Grammaire de l’hébreu biblique/Syntaxe/Conjonction waw/Paragraphe 177

Paul Joüon
Institut biblique pontifical (p. 532-536).
§ 177. Syndèse et asyndèse.

a D’une façon générale, l’hébreu a une tendance très marquée à la construction syndétique (avec waw). D’autant plus remarquables sont les cas de construction asyndétique, p. ex. Jos 2, 18 : Voici que nous allons entrer dans le pays : ce cordon de fil écarlate, tu l’attacheras à la fenêtre… Assez souvent un développement explicatif est ajouté asyndétiquement : 2 S 12, 13 Jéhovah a enlevé ton péché : tu ne mourras pas ; 1 R 13, 28 לֹא אָכַל le lion n’avait pas mangé (le καί des LXX n’est pas bon) ; 18, 6 Ils se partagèrent le pays pour le parcourir : Achab alla de son côté… ; 2 R 3, 3 Il se tint attaché aux péchés de Jéroboam : il ne s’en écarta pas (= sans s’en écarter).

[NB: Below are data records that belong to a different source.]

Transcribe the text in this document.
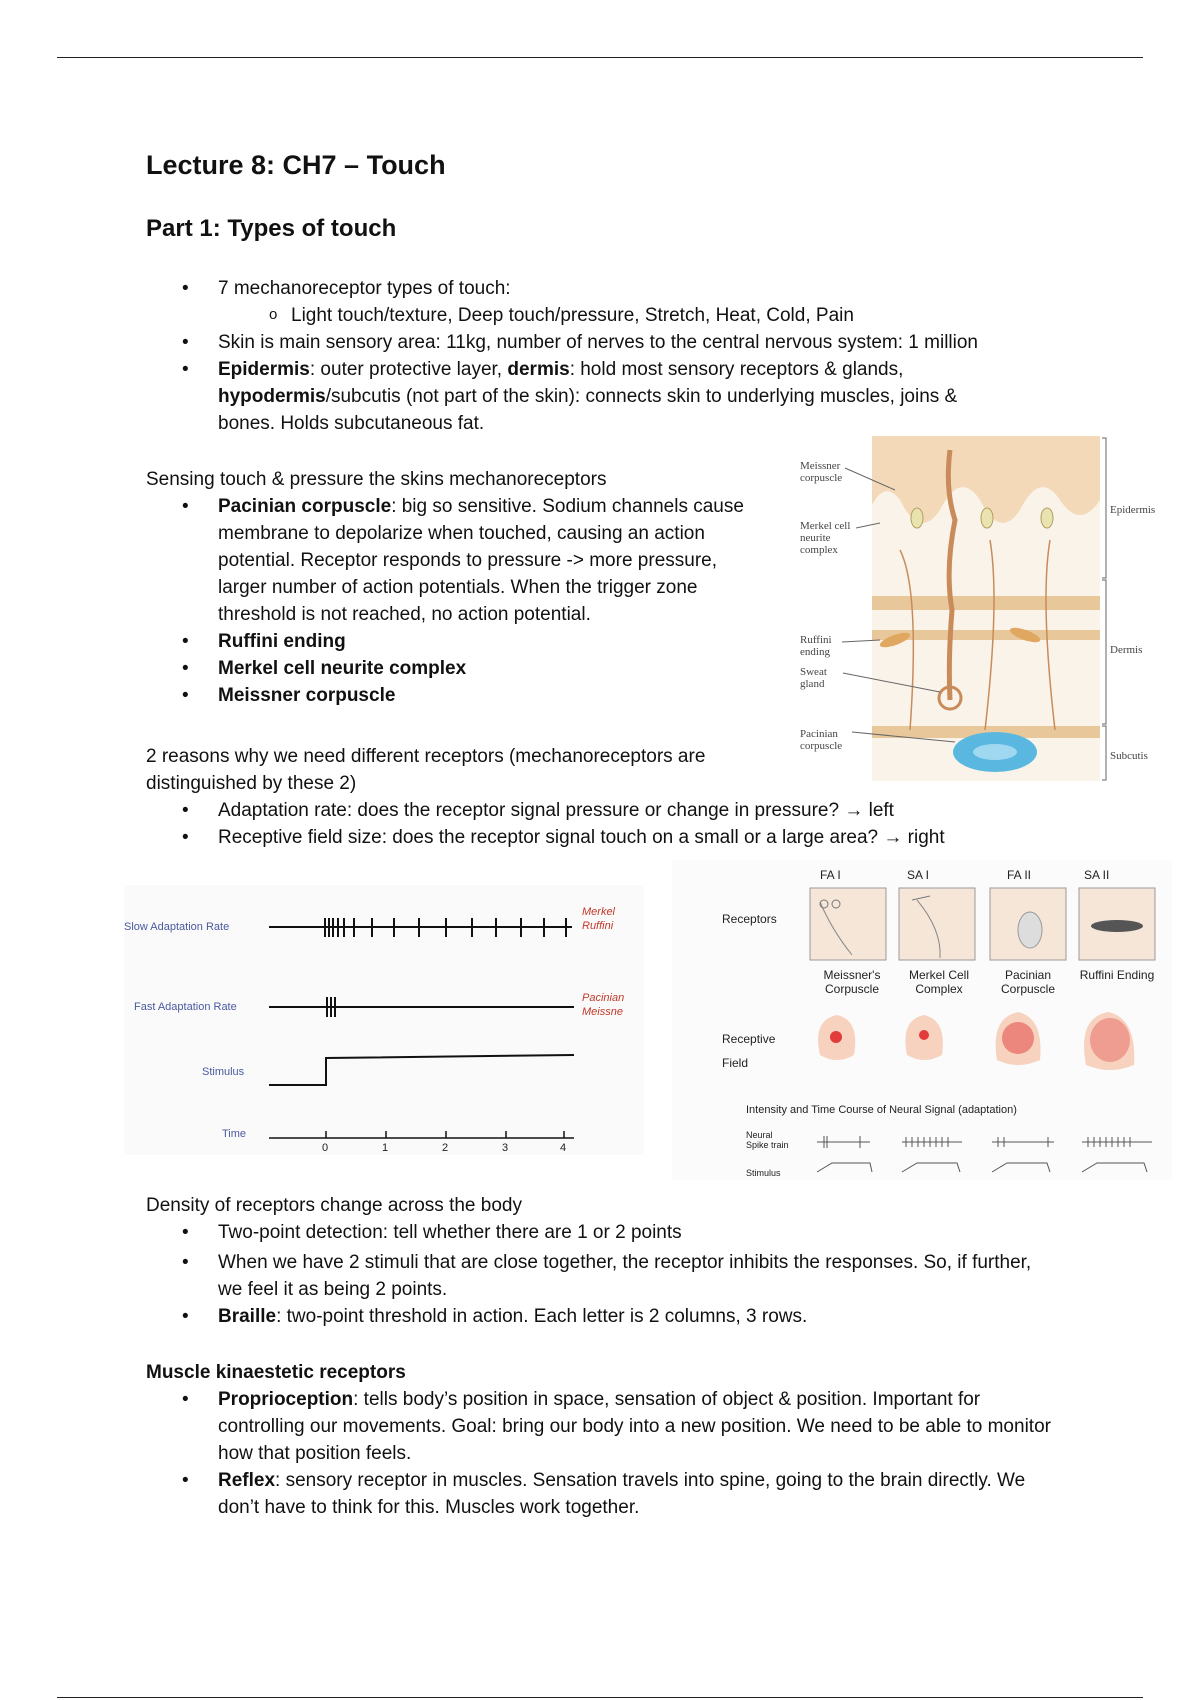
Lecture 8: CH7 – Touch
Part 1: Types of touch
• 7 mechanoreceptor types of touch:
o Light touch/texture, Deep touch/pressure, Stretch, Heat, Cold, Pain
• Skin is main sensory area: 11kg, number of nerves to the central nervous system: 1 million
• Epidermis: outer protective layer, dermis: hold most sensory receptors & glands, hypodermis/subcutis (not part of the skin): connects skin to underlying muscles, joins & bones. Holds subcutaneous fat.
Sensing touch & pressure the skins mechanoreceptors
• Pacinian corpuscle: big so sensitive. Sodium channels cause membrane to depolarize when touched, causing an action potential. Receptor responds to pressure -> more pressure, larger number of action potentials. When the trigger zone threshold is not reached, no action potential.
• Ruffini ending
• Merkel cell neurite complex
• Meissner corpuscle
2 reasons why we need different receptors (mechanoreceptors are distinguished by these 2)
• Adaptation rate: does the receptor signal pressure or change in pressure? → left
• Receptive field size: does the receptor signal touch on a small or a large area? → right
Density of receptors change across the body
• Two-point detection: tell whether there are 1 or 2 points
• When we have 2 stimuli that are close together, the receptor inhibits the responses. So, if further, we feel it as being 2 points.
• Braille: two-point threshold in action. Each letter is 2 columns, 3 rows.
Muscle kinaestetic receptors
• Proprioception: tells body’s position in space, sensation of object & position. Important for controlling our movements. Goal: bring our body into a new position. We need to be able to monitor how that position feels.
• Reflex: sensory receptor in muscles. Sensation travels into spine, going to the brain directly. We don’t have to think for this. Muscles work together.
Meissner corpuscle
Merkel cell neurite complex
Ruffini ending
Sweat gland
Pacinian corpuscle
Epidermis
Dermis
Subcutis
Slow Adaptation Rate
Fast Adaptation Rate
Stimulus
Time
Merkel
Ruffini
Pacinian
Meissne
0	1	2	3	4
FA I	SA I	FA II	SA II
Receptors
Meissner's Corpuscle
Merkel Cell Complex
Pacinian Corpuscle
Ruffini Ending
Receptive
Field
Intensity and Time Course of Neural Signal (adaptation)
Neural
Spike train
Stimulus
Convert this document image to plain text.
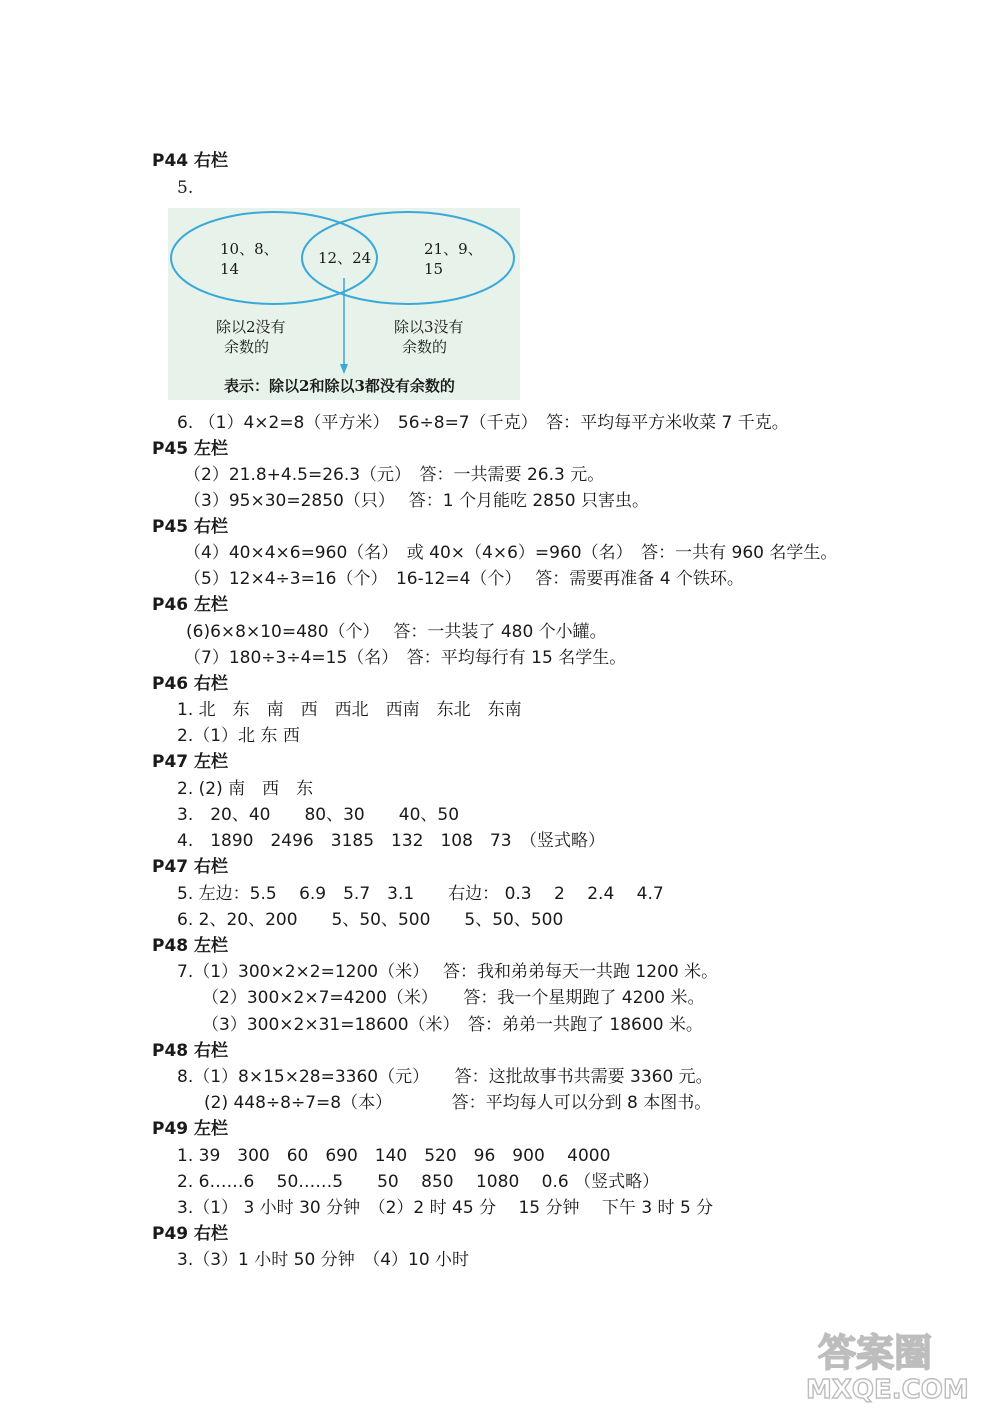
P44 右栏
5.
10、8、
14
12、24	21、9、
15
除以2没有
余数的
除以3没有
余数的
表示：除以2和除以3都没有余数的
6. （1）4×2=8（平方米）　56÷8=7（千克）　答：平均每平方米收菜 7 千克。
P45 左栏
（2）21.8+4.5=26.3（元）　答：一共需要 26.3 元。
（3）95×30=2850（只）　 答：1 个月能吃 2850 只害虫。
P45 右栏
（4）40×4×6=960（名）　或 40×（4×6）=960（名）　答：一共有 960 名学生。
（5）12×4÷3=16（个）　16-12=4（个）　 答：需要再准备 4 个铁环。
P46 左栏
(6)6×8×10=480（个）　 答：一共装了 480 个小罐。
（7）180÷3÷4=15（名）　答：平均每行有 15 名学生。
P46 右栏
1. 北　东　南　西　西北　西南　东北　东南
2.（1）北 东 西
P47 左栏
2. (2) 南　西　东
3.　20、40　　80、30　　40、50
4.　1890　2496　3185　132　108　73　（竖式略）
P47 右栏
5. 左边：5.5　 6.9　5.7　3.1　　右边： 0.3　 2　 2.4　 4.7
6. 2、20、200　　5、50、500　　5、50、500
P48 左栏
7.（1）300×2×2=1200（米）　 答：我和弟弟每天一共跑 1200 米。
（2）300×2×7=4200（米）　　答：我一个星期跑了 4200 米。
（3）300×2×31=18600（米）　答：弟弟一共跑了 18600 米。
P48 右栏
8.（1）8×15×28=3360（元）　　答：这批故事书共需要 3360 元。
(2) 448÷8÷7=8（本）　　　　答：平均每人可以分到 8 本图书。
P49 左栏
1. 39　300　60　690　140　520　96　900　 4000
2. 6……6　 50……5　　50　 850　 1080　 0.6 （竖式略）
3.（1） 3 小时 30 分钟　（2）2 时 45 分　 15 分钟　 下午 3 时 5 分
P49 右栏
3.（3）1 小时 50 分钟　（4）10 小时
答案圈
MXQE.COM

b Certains verbes demandent une considération particulière, notamment les deux verbes employés pour exprimer notre idée adverbiale encore (§ 102 g) : שׁוּב revenir et יָסַף, הוֹסִיף ajouter[1]. D’une façon générale, on tend à employer la même forme dans les deux verbes, d’où, comme conséquence, l’emploi ou le non emploi du waw. On a donc après une première forme avec waw : Gn 26, 18 וַיָּ֫שָׁב יִצְחָק וַיַּחְפֹּר Isaac recreusa[2] ; Is 6, 13 וְשָׁ֫בָה וְהָֽיְתָה ; Mal 1, 4 וְנָשׁוּב וְנִבְנֶה. Par contre on a : Gn 30, 31 אָשׁ֫וּבָה אֶרְעֶה ; Mich 7, 19 יָשׁוּב יְרַֽחֲמֵ֫נוּ ; 1 S 3, 5 שׁוּב שְׁכָ֑ב. Mais on trouve p. ex. Os 2, 11 אָשׁוּב וְלָֽקַחְתִּ֫י ; Dn 9, 25 תָּשׁוּב וְנִבְנְתָה.

c De même pour (יָסַף) יוֹסִיף : Gn 25, 1 וַיֹּ֫סֶף אַבְרָהָם וַיִּקַּח Abr. prit encore ; 38, 5 etc. Par contre on a : Os 1, 6 לֹא אוֹסִיף עוֹד אֲרַחֵם etc. (avec variation du sujet Is 47, 1 b[3], 5 b).[4]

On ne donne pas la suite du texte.